2. Cold solution of .1 Gm. in 4 Ml. (Cc.) of distilled water + 1 Ml. (Cc.) of diluted hydrochloric acid, + platinic chloride - no precipitate (abs. of foreign alkaloids). Should be kept dark, in small, well-closed containers. Dose, gr. 4-24 (.26-1.3 Gm.) in ℥j (30 Ml. (Cc.)) of water.

Preparations. - 1. Fluidextractum Granati. Fluidextract of Pomegranate. (Syn., Fldext. Granat., Fluid Extract of Pomegranate; Fr. Extrait fluide d'Ecorce de (Grenadier) Balaustier; Ger. Granat-rindenfluidextrakt.)

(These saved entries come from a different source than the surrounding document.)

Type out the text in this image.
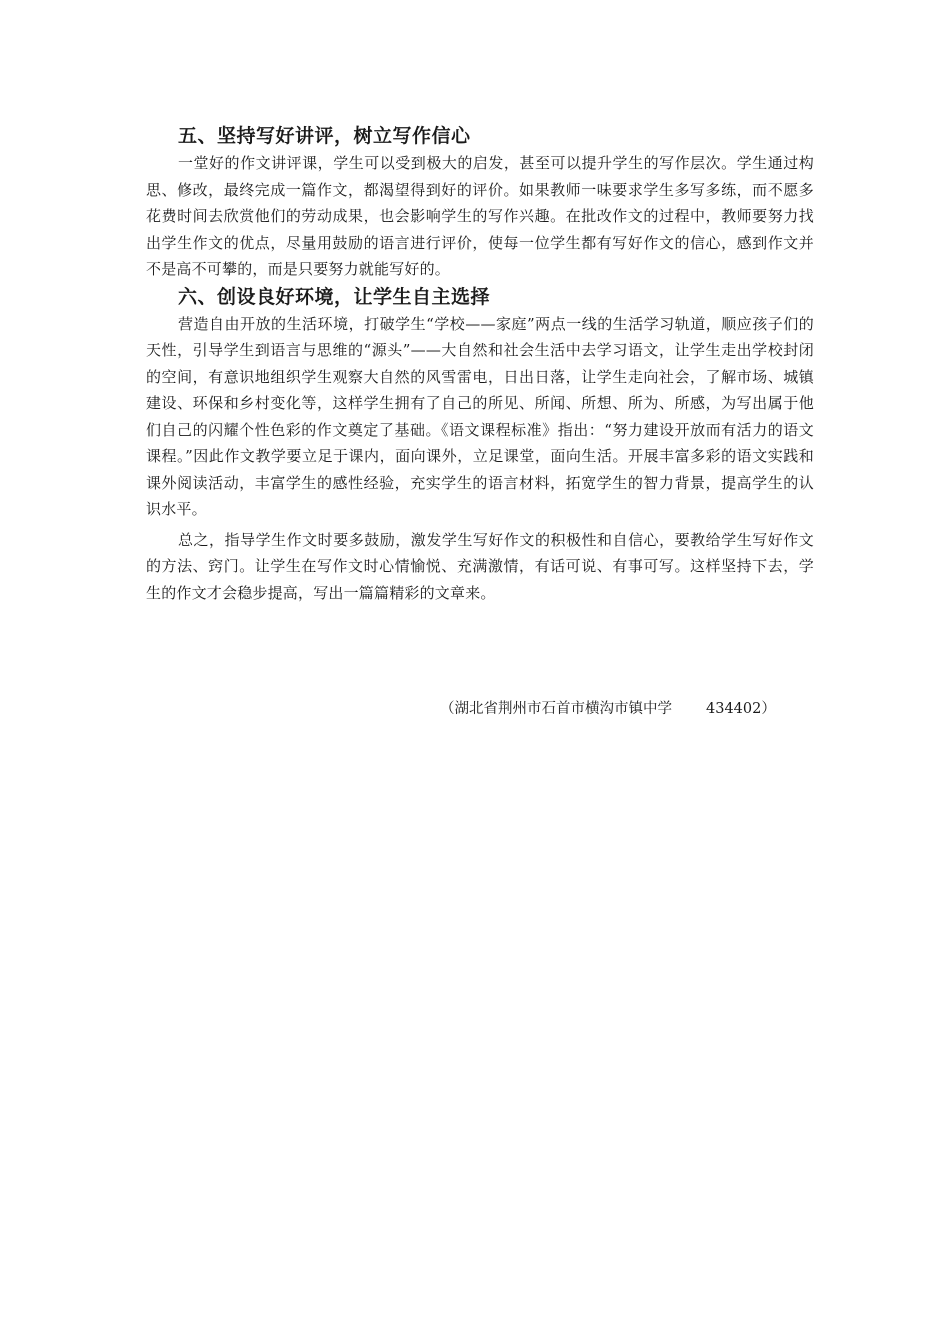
五、坚持写好讲评，树立写作信心

一堂好的作文讲评课，学生可以受到极大的启发，甚至可以提升学生的写作层次。学生通过构思、修改，最终完成一篇作文，都渴望得到好的评价。如果教师一味要求学生多写多练，而不愿多花费时间去欣赏他们的劳动成果，也会影响学生的写作兴趣。在批改作文的过程中，教师要努力找出学生作文的优点，尽量用鼓励的语言进行评价，使每一位学生都有写好作文的信心，感到作文并不是高不可攀的，而是只要努力就能写好的。

六、创设良好环境，让学生自主选择

营造自由开放的生活环境，打破学生“学校——家庭”两点一线的生活学习轨道，顺应孩子们的天性，引导学生到语言与思维的“源头”——大自然和社会生活中去学习语文，让学生走出学校封闭的空间，有意识地组织学生观察大自然的风雪雷电，日出日落，让学生走向社会，了解市场、城镇建设、环保和乡村变化等，这样学生拥有了自己的所见、所闻、所想、所为、所感，为写出属于他们自己的闪耀个性色彩的作文奠定了基础。《语文课程标准》指出：“努力建设开放而有活力的语文课程。”因此作文教学要立足于课内，面向课外，立足课堂，面向生活。开展丰富多彩的语文实践和课外阅读活动，丰富学生的感性经验，充实学生的语言材料，拓宽学生的智力背景，提高学生的认识水平。

总之，指导学生作文时要多鼓励，激发学生写好作文的积极性和自信心，要教给学生写好作文的方法、窍门。让学生在写作文时心情愉悦、充满激情，有话可说、有事可写。这样坚持下去，学生的作文才会稳步提高，写出一篇篇精彩的文章来。

（湖北省荆州市石首市横沟市镇中学 434402）
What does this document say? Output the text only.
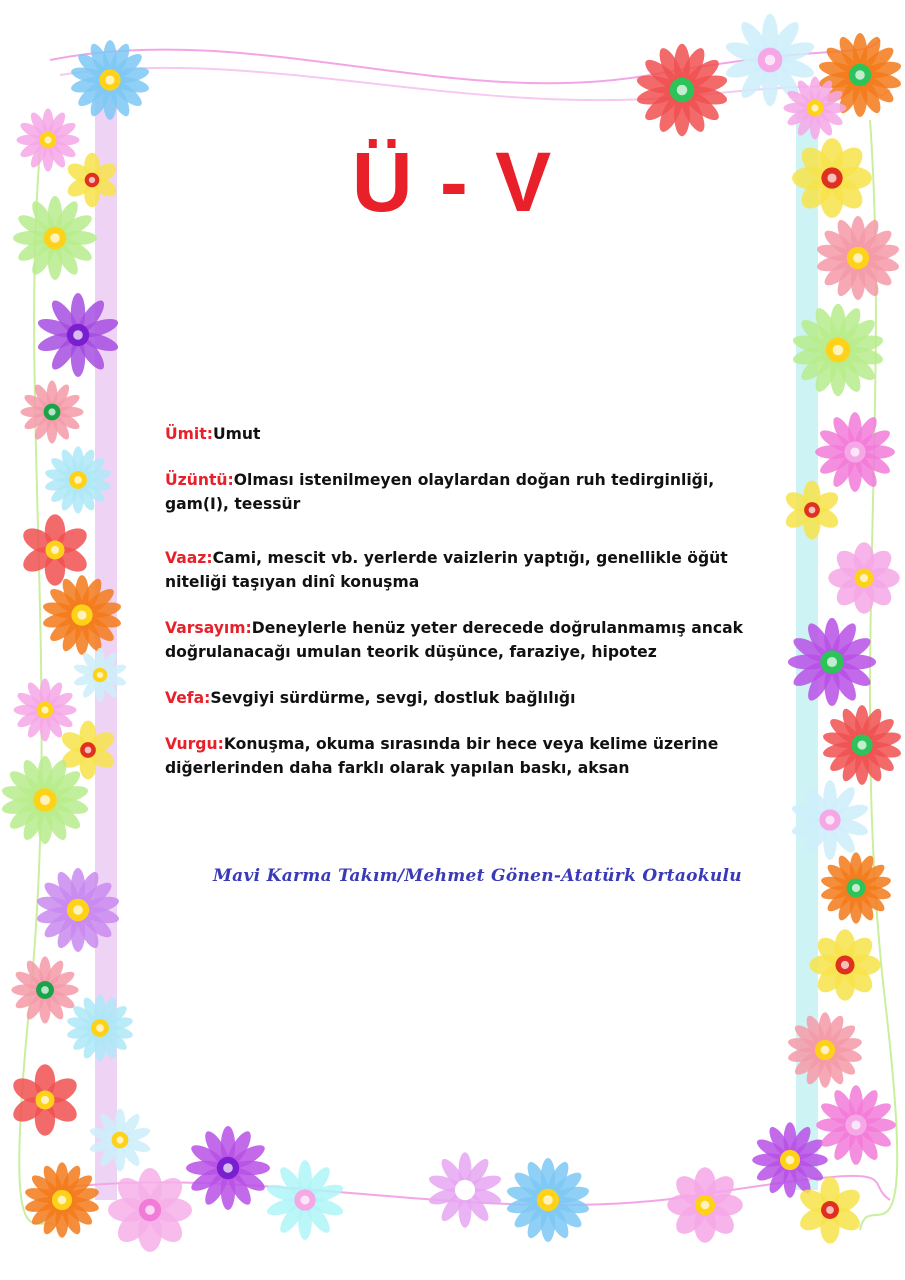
Ü - V

Ümit:Umut

Üzüntü:Olması istenilmeyen olaylardan doğan ruh tedirginliği, gam(I), teessür

Vaaz:Cami, mescit vb. yerlerde vaizlerin yaptığı, genellikle öğüt niteliği taşıyan dinî konuşma

Varsayım:Deneylerle henüz yeter derecede doğrulanmamış ancak doğrulanacağı umulan teorik düşünce, faraziye, hipotez

Vefa:Sevgiyi sürdürme, sevgi, dostluk bağlılığı

Vurgu:Konuşma, okuma sırasında bir hece veya kelime üzerine diğerlerinden daha farklı olarak yapılan baskı, aksan

Mavi Karma Takım/Mehmet Gönen-Atatürk Ortaokulu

Manufacture: Similar to Fluidextractum Ergotae, page 60; 1st menstruum: alcohol 50 Ml. (Cc), water 40, glycerin 10; 2nd menstruum: diluted alcohol. Dose, 3ss-l (2-4 Ml. (Cc.)).

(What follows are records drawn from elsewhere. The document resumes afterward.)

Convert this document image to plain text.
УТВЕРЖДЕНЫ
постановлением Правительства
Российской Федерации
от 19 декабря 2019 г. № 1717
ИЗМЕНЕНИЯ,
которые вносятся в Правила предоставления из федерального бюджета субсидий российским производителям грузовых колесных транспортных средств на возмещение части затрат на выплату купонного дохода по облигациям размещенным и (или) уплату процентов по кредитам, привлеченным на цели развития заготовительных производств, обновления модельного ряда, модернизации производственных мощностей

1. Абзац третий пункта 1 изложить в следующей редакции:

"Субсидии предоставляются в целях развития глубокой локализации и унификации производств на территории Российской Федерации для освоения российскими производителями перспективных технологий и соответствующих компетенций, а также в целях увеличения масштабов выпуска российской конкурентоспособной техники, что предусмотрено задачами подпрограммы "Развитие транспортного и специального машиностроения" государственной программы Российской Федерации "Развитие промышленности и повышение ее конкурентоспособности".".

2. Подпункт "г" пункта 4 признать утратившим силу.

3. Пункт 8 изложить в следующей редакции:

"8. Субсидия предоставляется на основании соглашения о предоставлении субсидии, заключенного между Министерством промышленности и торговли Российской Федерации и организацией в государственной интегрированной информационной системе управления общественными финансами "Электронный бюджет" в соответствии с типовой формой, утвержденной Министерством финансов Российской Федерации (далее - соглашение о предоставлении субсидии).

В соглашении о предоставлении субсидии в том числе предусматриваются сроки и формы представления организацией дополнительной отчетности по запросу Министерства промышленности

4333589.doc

Unoff. Preps.: Decoctum Granati Corticis, 20 p. c, dose, ℥ss-2 (15-60 ML (Cc.)). Rind, dose, gr. 15-30 (1-2 Gm.).

Properties. - Anthelmintic, taenifuge, astringent.

Fig. 273.   Granati cortex: transverse section, magnified 10 diam.

Fig. 273. - Granati cortex: transverse section, magnified 10 diam.

Uses. - The ancients knew its value as a vermifuge (Celsus, Dios-corides, Pliny). In Hindustan, Mohammedan physicians used it in taenia, one of whom made public the secret in 1804; French physicians prefer the wild-grown plant. Externally and internally astringent; large doses occasion vomiting, purging, cramps, numbness in the legs, giddiness, dim vision, increased urine. The rind is also astringent in diarrhoea, leucorrhoea, hemorrhage, cancerous and other ulcers of uterus and rectum; intermittent fever. For tape-worm take decoction made by boiling bark ℥ij (60 Gm.) + water Ojss (.7 L.) down to Oj (.5 L.); give this in 3 divided doses at hour intervals in the morning on empty stomach. It is well, a couple of hours after administration, to follow with castor oil ℥j (30 Ml. (Cc.)) or compound tincture of jalap ℥j (30 Ml. (Cc.)). The worm should be passed sitting in a tepid sitz-bath, thus preventing the expelled portion tearing from the head by its weight; it passes usually in a knotted mass. Pomegranate may also be used for tanning, dyeing; the fruit as a refreshing, cooling article of food.